Ontem à noite estava cheio de sono e mais interessado nos debates sobre futebol. Ainda assim, fui deitando o olho ao Prós e Contras e, como aliás é habitual, irritei-me. Não percebo que tipo de gente é esta (com honrosas excepções, a começar e a acabar em Adalberto Campos Fernandes, que navega em níveis de pensamento muito acima do resto dos debatentes) que consegue ser seleccionada para o debate oficial da nação, mas que na verdade tem pouco mais que um conjunto de vagos preconceitos ideológicos para servir.

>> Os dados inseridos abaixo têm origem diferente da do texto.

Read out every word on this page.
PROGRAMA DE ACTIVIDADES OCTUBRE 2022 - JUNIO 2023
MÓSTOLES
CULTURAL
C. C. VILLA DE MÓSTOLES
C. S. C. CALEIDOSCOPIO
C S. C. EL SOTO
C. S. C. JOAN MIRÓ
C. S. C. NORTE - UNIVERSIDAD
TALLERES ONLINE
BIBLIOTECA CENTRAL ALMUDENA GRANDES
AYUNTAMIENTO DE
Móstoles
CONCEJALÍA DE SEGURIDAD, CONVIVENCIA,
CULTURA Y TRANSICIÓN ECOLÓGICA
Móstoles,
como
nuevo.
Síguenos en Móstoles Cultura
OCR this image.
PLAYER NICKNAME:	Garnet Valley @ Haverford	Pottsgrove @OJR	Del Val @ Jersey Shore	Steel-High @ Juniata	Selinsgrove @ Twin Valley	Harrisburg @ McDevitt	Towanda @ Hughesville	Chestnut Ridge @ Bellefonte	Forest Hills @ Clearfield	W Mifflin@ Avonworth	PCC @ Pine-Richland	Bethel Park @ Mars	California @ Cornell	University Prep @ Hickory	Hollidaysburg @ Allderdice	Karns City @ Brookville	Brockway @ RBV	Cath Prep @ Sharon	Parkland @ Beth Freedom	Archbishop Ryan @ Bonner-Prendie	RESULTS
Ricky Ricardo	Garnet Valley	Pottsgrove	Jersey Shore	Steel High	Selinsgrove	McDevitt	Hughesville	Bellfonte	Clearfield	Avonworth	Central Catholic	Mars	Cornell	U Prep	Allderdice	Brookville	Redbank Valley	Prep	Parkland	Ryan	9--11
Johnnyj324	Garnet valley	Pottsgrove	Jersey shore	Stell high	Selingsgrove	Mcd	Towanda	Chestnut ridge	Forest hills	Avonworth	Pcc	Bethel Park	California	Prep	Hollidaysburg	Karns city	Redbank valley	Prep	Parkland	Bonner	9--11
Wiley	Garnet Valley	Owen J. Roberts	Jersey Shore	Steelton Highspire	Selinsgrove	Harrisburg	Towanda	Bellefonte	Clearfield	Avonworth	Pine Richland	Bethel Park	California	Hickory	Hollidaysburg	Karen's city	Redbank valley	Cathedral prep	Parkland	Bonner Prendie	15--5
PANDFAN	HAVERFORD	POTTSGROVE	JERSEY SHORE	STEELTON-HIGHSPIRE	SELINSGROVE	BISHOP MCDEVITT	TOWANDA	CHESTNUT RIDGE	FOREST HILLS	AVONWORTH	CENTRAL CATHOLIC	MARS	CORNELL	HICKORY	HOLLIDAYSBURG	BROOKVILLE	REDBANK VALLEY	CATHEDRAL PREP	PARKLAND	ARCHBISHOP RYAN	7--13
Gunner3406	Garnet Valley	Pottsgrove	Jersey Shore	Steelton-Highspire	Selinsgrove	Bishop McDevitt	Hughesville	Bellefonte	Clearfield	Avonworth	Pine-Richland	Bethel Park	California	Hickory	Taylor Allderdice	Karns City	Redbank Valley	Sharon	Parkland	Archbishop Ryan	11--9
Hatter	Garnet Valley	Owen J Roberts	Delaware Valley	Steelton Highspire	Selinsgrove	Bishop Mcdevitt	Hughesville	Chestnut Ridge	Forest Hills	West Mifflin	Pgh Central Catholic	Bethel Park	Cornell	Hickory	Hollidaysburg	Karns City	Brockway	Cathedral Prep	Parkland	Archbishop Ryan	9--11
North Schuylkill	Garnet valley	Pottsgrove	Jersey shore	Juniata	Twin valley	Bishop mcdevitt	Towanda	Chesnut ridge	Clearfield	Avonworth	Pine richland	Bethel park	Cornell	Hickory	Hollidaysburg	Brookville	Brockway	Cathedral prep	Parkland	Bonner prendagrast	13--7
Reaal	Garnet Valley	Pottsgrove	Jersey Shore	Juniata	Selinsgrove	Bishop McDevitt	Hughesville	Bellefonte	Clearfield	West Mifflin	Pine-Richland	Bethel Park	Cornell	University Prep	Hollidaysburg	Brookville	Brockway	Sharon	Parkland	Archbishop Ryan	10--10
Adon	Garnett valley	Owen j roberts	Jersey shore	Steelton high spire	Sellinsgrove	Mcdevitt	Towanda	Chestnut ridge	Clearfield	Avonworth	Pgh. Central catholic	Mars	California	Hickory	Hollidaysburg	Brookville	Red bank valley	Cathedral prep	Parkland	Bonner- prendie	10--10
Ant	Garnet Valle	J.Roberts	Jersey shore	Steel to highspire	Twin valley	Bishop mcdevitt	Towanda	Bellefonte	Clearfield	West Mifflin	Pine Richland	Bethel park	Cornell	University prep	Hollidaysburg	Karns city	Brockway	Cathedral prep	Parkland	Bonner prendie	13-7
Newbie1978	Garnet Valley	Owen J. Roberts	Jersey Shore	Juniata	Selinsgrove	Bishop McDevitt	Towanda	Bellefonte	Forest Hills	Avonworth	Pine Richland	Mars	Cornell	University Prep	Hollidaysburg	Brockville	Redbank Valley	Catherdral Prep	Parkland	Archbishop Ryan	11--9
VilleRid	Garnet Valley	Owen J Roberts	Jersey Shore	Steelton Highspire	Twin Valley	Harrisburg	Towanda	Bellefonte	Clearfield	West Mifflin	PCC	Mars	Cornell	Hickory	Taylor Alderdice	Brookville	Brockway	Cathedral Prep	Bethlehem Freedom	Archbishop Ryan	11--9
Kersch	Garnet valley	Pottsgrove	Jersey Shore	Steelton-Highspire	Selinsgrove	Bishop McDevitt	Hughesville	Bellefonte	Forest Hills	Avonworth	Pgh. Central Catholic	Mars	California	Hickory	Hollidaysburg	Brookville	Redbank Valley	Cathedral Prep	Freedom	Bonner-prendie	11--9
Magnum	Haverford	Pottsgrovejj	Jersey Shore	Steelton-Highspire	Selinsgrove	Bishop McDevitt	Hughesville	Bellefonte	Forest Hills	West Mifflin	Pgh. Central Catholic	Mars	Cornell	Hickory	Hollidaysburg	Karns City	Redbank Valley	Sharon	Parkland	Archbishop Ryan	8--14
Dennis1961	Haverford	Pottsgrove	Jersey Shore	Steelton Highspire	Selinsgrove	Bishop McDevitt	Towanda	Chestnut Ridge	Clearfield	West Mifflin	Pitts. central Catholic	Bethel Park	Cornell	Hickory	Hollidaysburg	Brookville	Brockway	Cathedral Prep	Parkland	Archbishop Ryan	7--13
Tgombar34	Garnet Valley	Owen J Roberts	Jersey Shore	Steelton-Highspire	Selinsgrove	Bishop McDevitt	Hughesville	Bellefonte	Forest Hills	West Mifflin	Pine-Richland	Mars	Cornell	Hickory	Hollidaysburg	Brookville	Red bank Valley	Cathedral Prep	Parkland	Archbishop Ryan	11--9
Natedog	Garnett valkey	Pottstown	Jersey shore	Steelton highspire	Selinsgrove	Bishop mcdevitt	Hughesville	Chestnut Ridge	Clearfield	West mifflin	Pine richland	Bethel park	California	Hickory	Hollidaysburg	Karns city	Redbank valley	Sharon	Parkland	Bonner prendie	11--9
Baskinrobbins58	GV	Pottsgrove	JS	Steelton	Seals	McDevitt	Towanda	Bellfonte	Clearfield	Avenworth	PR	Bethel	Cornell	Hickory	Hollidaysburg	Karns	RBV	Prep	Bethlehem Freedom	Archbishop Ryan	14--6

Mas comecemos pelo princípio:

  1. O parecer do CNECV não é, na verdade, nada de chocante ou horrorizante. É, no essencial, uma exigência de transparência para um processo que se passa diariamente nos nossos hospitais e que está a ser alvo de um conjunto de decisões arbitrárias, casuísticas e altamente permeáveis a cunhas. Nesse sentido, nada a opor, antes pelo contrário;
  2. Além disso, o CNECV avalia ainda se é ético o acto de racionalizar (e consequentemente racionar) o acesso a cuidados dispendiosos por parte de doentes terminais. Aqui, acho que o CNECV não deveria ter opinado, pela simples razão de que este não é, na verdade, um problema de ética. De facto, esta é em primeiro lugar uma questão técnica (todos conhecemos exemplos de sobrevida de doentes de cancro acima do que seria medicamente expectável) dificilmente generalizável e que, posta nas mãos erradas (leia-se Paulo Macedo), pode ser aproveitada de forma muito negativa e anti-social (com a Troika por aí acho que não é preciso explicar mais nada). É impossível prever (pelo menos de um modo generalizado e não casuístico) se um doente com cancro vai ou não viver os tais 2 meses ou entrar em remissão e não, não é ético demitirmo-nos da luta. Até porque se desistíssemos dos casos que não conseguimos resolver a Medicina simplesmente não avançaria. Não podemos ceder à via mais fácil e imediatista, nem mesmo em tempo de crise;
  3. O argumento clássico nestas ocasiões (o do custo de oportunidade, isto é, das vidas que se poderiam salvar desviando os recursos utilizados para outros cuidados de saúde) é falacioso, pois na verdade, a ser seguido à letra, levaria, no extremo ao fim do progresso da Medicina - haverá sempre potenciais programas preventivos (e outras coisas que tais - e nem sequer estou a falar da Tecnoforma) com capacidade para absorver todos os recursos, se abdicarmos de tratar os casos para os quais ainda não há soluções boas;
  4. Na verdade, esta questão poderia ser avaliada em dois níveis distintos: o da transparência (e aí o CNECV esteve muitíssimo bem) e o da avaliação de tecnologias de saúde, na sua vertente integrada, técnica e económica (sendo que o CNECV não tem vocação ou capacidade técnica para o fazer). E note-se que nem sequer acho que a avaliação de tecnologias de saúde deva ser feita do mesmo modo que o NIHCE o faz (fixando um preço por QALY - ano de vida ajustado à qualidade - como limite de aceitabilidade), mas apenas na vertente de colocar informação organizada, tecnicamente validada e transparente à disposição dos médicos e comissões de farmácia e terapêutica que tomam as decisões no terreno e perante doentes reais.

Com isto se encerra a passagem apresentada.